As to the authenticity of emotions, work has been done to explore individuals’ abilities to manage their emotions, directing their bodies to either express, or, on a deeper level, experience the emotions that are appropriate or most effective in a given situation (Hochschild, 1983). In addition to managing emotions from within, groups or communities can endeavour to construct an emotional experience for members. In the case of religious emotion, for example, Riis and Woodhead (2010) argue that religious communities carefully build what they term an “emotional regime,” in which members are expected and encouraged to experience certain emotions (often different emotions, depending on their role in the community) to build an appropriate emotional tone.
Engaging with theories of embodiment while considering emotions allows for a different understanding of how emotions are constructed or created, and thus a different understanding of how they are experienced as authentic or inauthentic expressions of self. An embodied approach to emotion raises questions about the gap between experienced and expressed emotion, as well as the influence of self and others on individual emotion.
Works cited
Hochschild, Arlie. The Managed Heart: The Commercialization of Human Feeling. Berkeley: The University of California Press, 1983.
Hoschshild’s research on flight attendants laid the foundation for this work examining “emotion work,” or work done to manage the performance – and, in some cases, the experience – of certain emotions, in accordance with “feelings rules,” about the emotions one owes to others in certain situations. Hochschild distinguishes between “surface acting” and “deep acting.” In “surface acting,” one manages one’s performance of emotions, for example, by smiling to suggest happiness or contentment, whereas “deep acting” requires more emotion work to create or suppress certain emotions.
Meyers, David G., ed. Social Psychology. 8th edition. New York: McGraw Hill, 2007.
Riis, Ole and Linda Woodhead. A Sociology of Religious Emotion. Oxford: Oxford University Press, 2010.

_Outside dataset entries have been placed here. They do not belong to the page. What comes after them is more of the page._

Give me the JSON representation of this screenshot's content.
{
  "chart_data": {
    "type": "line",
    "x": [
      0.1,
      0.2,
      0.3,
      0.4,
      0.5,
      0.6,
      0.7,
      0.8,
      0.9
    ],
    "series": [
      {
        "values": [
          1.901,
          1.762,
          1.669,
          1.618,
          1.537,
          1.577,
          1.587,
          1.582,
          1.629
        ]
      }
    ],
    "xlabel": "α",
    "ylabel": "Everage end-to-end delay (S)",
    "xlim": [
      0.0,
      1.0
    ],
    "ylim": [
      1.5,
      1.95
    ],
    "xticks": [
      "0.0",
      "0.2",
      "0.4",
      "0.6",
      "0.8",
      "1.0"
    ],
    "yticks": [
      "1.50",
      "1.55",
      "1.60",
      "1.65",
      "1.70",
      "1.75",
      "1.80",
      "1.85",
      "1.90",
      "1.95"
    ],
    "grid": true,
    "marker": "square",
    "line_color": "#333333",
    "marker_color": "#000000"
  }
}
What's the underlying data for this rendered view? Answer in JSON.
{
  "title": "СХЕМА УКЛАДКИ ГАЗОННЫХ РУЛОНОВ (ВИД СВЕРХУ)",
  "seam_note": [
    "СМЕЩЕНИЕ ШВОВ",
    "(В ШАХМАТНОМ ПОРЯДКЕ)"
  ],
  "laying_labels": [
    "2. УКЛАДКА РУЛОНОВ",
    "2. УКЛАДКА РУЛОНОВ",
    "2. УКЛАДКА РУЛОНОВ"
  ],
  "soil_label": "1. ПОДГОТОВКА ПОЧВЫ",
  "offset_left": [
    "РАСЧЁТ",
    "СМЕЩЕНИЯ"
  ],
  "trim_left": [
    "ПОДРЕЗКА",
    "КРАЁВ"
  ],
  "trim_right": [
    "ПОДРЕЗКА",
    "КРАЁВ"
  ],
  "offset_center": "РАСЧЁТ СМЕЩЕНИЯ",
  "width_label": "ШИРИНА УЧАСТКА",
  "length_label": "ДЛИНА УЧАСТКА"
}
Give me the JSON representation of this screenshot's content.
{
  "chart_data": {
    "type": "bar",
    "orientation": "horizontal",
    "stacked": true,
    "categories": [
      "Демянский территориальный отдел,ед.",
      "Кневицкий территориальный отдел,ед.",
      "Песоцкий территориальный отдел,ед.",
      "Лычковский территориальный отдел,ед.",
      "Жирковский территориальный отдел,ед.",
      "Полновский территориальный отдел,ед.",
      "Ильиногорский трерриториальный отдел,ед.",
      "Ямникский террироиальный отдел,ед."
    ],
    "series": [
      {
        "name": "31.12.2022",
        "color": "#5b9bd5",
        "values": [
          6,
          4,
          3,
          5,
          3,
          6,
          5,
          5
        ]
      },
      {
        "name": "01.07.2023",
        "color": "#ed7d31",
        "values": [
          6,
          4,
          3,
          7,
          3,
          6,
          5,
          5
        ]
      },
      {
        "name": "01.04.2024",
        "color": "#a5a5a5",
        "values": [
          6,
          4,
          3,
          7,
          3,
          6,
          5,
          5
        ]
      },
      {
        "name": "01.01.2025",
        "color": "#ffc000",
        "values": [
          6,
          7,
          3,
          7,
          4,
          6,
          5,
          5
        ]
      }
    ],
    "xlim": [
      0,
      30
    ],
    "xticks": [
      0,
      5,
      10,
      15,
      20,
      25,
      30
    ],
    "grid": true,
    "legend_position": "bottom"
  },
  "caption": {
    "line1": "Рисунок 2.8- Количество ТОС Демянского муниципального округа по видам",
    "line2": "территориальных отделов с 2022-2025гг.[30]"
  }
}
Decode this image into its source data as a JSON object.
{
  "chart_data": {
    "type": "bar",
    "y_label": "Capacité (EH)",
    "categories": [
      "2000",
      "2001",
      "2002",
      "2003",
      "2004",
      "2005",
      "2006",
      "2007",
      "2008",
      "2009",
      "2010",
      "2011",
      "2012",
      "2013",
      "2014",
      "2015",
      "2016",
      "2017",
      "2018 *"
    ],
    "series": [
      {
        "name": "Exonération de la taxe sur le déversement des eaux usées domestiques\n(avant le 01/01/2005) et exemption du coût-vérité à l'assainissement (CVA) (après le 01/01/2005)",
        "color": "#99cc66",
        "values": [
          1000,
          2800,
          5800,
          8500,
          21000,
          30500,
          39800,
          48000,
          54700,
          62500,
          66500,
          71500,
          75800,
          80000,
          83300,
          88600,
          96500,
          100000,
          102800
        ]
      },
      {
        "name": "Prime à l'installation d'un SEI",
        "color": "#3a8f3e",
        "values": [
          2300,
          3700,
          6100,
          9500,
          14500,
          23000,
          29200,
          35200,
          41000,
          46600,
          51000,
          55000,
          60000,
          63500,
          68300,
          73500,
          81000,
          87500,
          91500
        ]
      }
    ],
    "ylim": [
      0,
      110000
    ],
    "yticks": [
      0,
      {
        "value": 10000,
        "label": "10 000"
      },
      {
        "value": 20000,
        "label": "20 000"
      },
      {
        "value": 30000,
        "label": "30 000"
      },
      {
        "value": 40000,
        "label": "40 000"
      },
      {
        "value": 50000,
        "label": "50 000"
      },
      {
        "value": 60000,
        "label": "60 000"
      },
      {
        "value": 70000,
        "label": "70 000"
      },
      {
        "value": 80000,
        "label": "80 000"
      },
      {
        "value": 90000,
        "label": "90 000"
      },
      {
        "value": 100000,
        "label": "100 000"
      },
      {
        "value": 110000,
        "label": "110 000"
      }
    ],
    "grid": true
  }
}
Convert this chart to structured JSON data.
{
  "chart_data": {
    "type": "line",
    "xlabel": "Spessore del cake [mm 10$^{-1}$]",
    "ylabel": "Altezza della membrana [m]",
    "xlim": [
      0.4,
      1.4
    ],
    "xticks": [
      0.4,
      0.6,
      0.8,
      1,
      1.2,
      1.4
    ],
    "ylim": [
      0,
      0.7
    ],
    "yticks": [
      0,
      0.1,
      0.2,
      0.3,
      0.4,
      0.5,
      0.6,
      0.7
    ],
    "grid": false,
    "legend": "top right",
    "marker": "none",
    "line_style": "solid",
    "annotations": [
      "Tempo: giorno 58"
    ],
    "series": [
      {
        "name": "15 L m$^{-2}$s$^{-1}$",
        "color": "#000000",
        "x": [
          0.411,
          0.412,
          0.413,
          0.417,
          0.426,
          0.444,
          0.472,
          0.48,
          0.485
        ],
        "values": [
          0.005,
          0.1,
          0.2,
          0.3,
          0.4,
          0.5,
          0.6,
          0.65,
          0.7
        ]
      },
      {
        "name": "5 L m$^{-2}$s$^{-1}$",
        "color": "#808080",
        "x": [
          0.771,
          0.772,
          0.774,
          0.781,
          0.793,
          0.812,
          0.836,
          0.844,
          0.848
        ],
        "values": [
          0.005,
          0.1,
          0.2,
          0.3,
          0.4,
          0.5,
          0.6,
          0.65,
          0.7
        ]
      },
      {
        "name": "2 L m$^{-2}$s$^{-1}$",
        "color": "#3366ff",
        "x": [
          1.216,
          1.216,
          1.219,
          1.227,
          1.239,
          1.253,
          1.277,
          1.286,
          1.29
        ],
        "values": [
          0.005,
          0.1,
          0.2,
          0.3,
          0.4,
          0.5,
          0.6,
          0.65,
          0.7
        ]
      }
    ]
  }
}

Riis and Woodhead argue that religion is not an individual experience, as they endeavour to demonstrate that the emotional experience of religion is constructed over repeated interactions of the individual with and in the religious community. The authors claim that emotion is central to religious experience; although no specific emotion is inherently religious, they categorize any emotion inspired by the emotional program of a religion as “religious emotion.” They explain that emotion is tied to the past experiences and future expectations as well as to the present and demonstrate how a religious community constructs what they refer to as an “emotional regime” in order to provide and draw out an array of emotional responses for and from community members in different roles.
Scherer, Klaus. “What are Emotions? And How can they be Measured?” Social Science Information. 44:4 (2005), 695-729.
Scherer’s article attempts to resolve what he terms the “fuzziness” surrounding the words “emotion” and “feeling” in academic research. He refers to the inclination in the humanities to claim that emotions “are what people say they are,” but points out that even this emic definition is difficult to agree on. Scherer attempts to differentiate between emotion and other affect states by considering what characteristics are inherent to emotion. He suggests a component process definition of emotion, which he defines as “an episode of interrelated, synchronized changes in the states of all or most of the five organismic subsystems in response to the evaluation of an external or internal stimulus event as relevant to major concerns of the organism” (Scherer 2005).